Philadelphia Fed President Charles Plosser, an outspoken critic of the central bank’s prolonged near-zero interest rate policies, outlined the ways those policies may be undercutting the very U.S. economic recovery they are meant to encourage.
“Efforts to drive real rates more negative or promises to keep rates low for a long time may have frustrated households’ efforts to rebuild their balance sheets without stimulating aggregate demand or consumption,” Plosser, who does not have a vote on Fed policy this year, said in prepared remarks to a meeting of the New Jersey Bankers Association.

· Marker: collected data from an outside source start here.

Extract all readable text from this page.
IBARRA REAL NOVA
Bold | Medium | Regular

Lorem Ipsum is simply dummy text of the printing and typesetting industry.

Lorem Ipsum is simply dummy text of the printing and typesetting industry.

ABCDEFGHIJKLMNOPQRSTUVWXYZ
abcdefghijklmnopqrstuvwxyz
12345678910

In the wake of the 2007-2009 recession, households will take time to restore wealth to a comfortable level, Plosser added, “and attempts to increase economic ‘stimulus’ may not help speed up the process and may actually prolong it.”
Among a minority of so-called hawks at the central bank, Plosser also largely repeated predictions for a pick-up in U.S. economic growth to about 3 percent this year and in 2014. He also expects unemployment to fall to near 7 percent by the end of 2013, from 7.8 percent last month.
The U.S. economy grew at a decent 2.7 percent annual rate in the third quarter but is expected to have slowed in the final months of the year. Last month, Fed policymakers said they expected GDP growth of between 2.3 to 3.0 percent this year, and 3.0 to 3.5 percent in 2014.
At that same December meeting, the central bank ramped up asset purchases that are meant to spur growth. It also pledged to keep rates near zero until the unemployment rate drops to 6.5 percent, as long as inflation expectations don’t climb above 2.5 percent.